Reign of George IV
At the time when George IV commenced his reign, the recent proceedings of the ministry, had inspired a small band of desperate men with the design of assassinating the ministers at a cabinet dinner, and thereafter attempting to set themselves up as a provisional government. On the 23d of February 1820, they were suprised by the police in their place of meeting, and, after a desperate resistance, five were seized, among whom one Thistlewood was the chief. These wretched men were tried for high treason, and executed. Nearly about the same time, an attempt was made by the workmen in the west of Scotland to bring about some alteration in the state; and two men were executed.
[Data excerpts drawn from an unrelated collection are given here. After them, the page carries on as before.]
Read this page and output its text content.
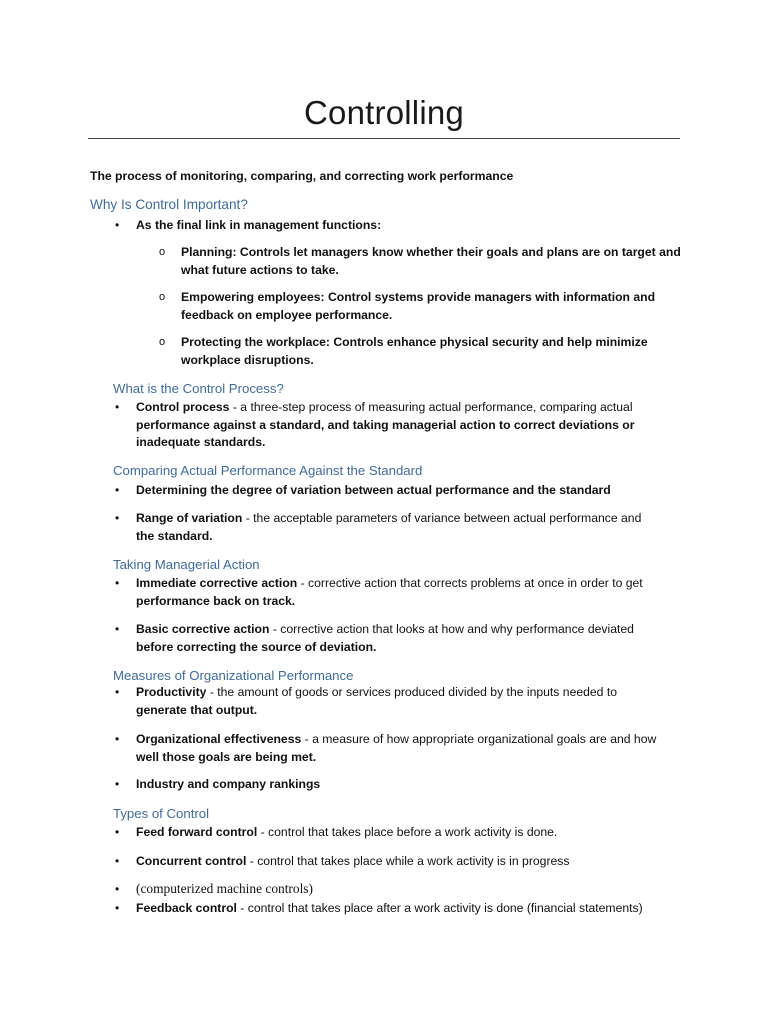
Controlling
The process of monitoring, comparing, and correcting work performance
Why Is Control Important?
• As the final link in management functions:
o Planning: Controls let managers know whether their goals and plans are on target and
what future actions to take.
o Empowering employees: Control systems provide managers with information and
feedback on employee performance.
o Protecting the workplace: Controls enhance physical security and help minimize
workplace disruptions.
What is the Control Process?
• Control process - a three-step process of measuring actual performance, comparing actual
performance against a standard, and taking managerial action to correct deviations or
inadequate standards.
Comparing Actual Performance Against the Standard
• Determining the degree of variation between actual performance and the standard
• Range of variation - the acceptable parameters of variance between actual performance and
the standard.
Taking Managerial Action
• Immediate corrective action - corrective action that corrects problems at once in order to get
performance back on track.
• Basic corrective action - corrective action that looks at how and why performance deviated
before correcting the source of deviation.
Measures of Organizational Performance
• Productivity - the amount of goods or services produced divided by the inputs needed to
generate that output.
• Organizational effectiveness - a measure of how appropriate organizational goals are and how
well those goals are being met.
• Industry and company rankings
Types of Control
• Feed forward control - control that takes place before a work activity is done.
• Concurrent control - control that takes place while a work activity is in progress
• (computerized machine controls)
• Feedback control - control that takes place after a work activity is done (financial statements)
On the accession of the king, his consort's name had been omitted from the liturgy. This and other indignities induced her to return from a voluntary exile in Italy, June 1820, to the great embarrassment of the kin , and his ministers. Her majesty, who had long been befriended by the Opposition, was received by the people with the warmest expressions of sympathy. Whatever had been blameable in her conduct was over looked, on account of the greater licentiousness of life ascribed to her husband, and the persecution which she had suffered for twenty-four years. The king, who had established a system of observation round her majesty during her absence from the country, caused a bill of pains and penalties against her to be brought (July 6) into the House of Lords, which thus became a court for her trial. Messrs Brougham and Denman, who afterwards attained high judicial stations, acted as counsel for her majesty, and. displayed great dexterity and eloquence in her defense. The examination of witnesses occupied several weeks; and nothing was left undone which might promise to confirm her majesty's guilt. But no evidence of criminality could soften the indignation with which almost all classes of the community regarded this prosecution. Though the bill was read a second time by a majority of 28 in a house of 218, and a third time by 108 against 99, the government considered it expedient to abandon it, leaving the queen and her partisans triumphant.
In July 1821, the coronation of George IV took place under circumstances of great splendor. On this occasion, the queen made an attempt to enter Westminster Abby, for the purpose of witnessing the ceremony, but was repelled by the military officers who guarded the door; an insult which gave such a shock to her health as to cause her death in a few days.
From the year 1805, the Catholic claims had been a prominent subject of parliamentary discussion, and since 1821 they had been sanctioned by a majority in the House of Commons. Almost despairing of their cause, while left to the progress of mere opinion in the English aristocracy, the Irish Catholics had in 1824 united themselves in an Association, with the scarcely concealed purpose of forcing their emancipation by means of a terrifying exhibition of their physical strength. An act was quickly passed for the suppression of this powerful body; but it immediately reappeared in a new shape. In fact, the impatience of the Catholic population of Ireland under the disabilities and degradation to which they were subjected on account of religion, was evidently becoming so very great, that there could be little hope of either peace or public order in that country till their demands were conceded. Though the English public lent little weight to the agitation, and the king was decidedly hostile to its object, Catholic emancipation rapidly acquired importance with all classes, and in all parts of the empire. In the spring of 1828, a kind of preparation was made for the concession, by the repeal of the test and corporation oaths, imposed in the reign of Charles II.
The ministry soon after received an alarming proof of the growing force of the question. Mr. Vesey Fitzgerald had vacated his seat for the county of Clare, on becoming president of the Board of Trade. He was a friend to emancipation, and possessed great influence in the county; but he was also a member of an anti-Catholic administration. As an expedient for annoying the ministry, the Catholic Association, and all the local influences on that side, were set in motion to procure the return of Mr. Daniel O'Connell, the most distinguished orator of the Catholic party. To the surprise of the nation, Mr. O'Connell was returned by a great majority. It was even surmised that the laws for the exclusion of Catholics from Parliament would be unable to prevent him from taking his seat. The Duke of Wellington now began to see the necessity of taking steps towards a settlement of this agitating question; and the first, and most difficult, was to overcome the scruples of the sovereign. At the opening of the session of 1829, in consequence of a recommendation from the throne, bills were introduced by ministers for removing the civil disabilities of Catholics,, and putting down the Catholic Association in Ireland; and notwithstanding a great popular opposition, as well as the most powerful exertions of the older and more rigid class of Tories, this measure was carried by a majority of 353 against 180 in the House of Commons, and by 217 to 112 in the House of Lords.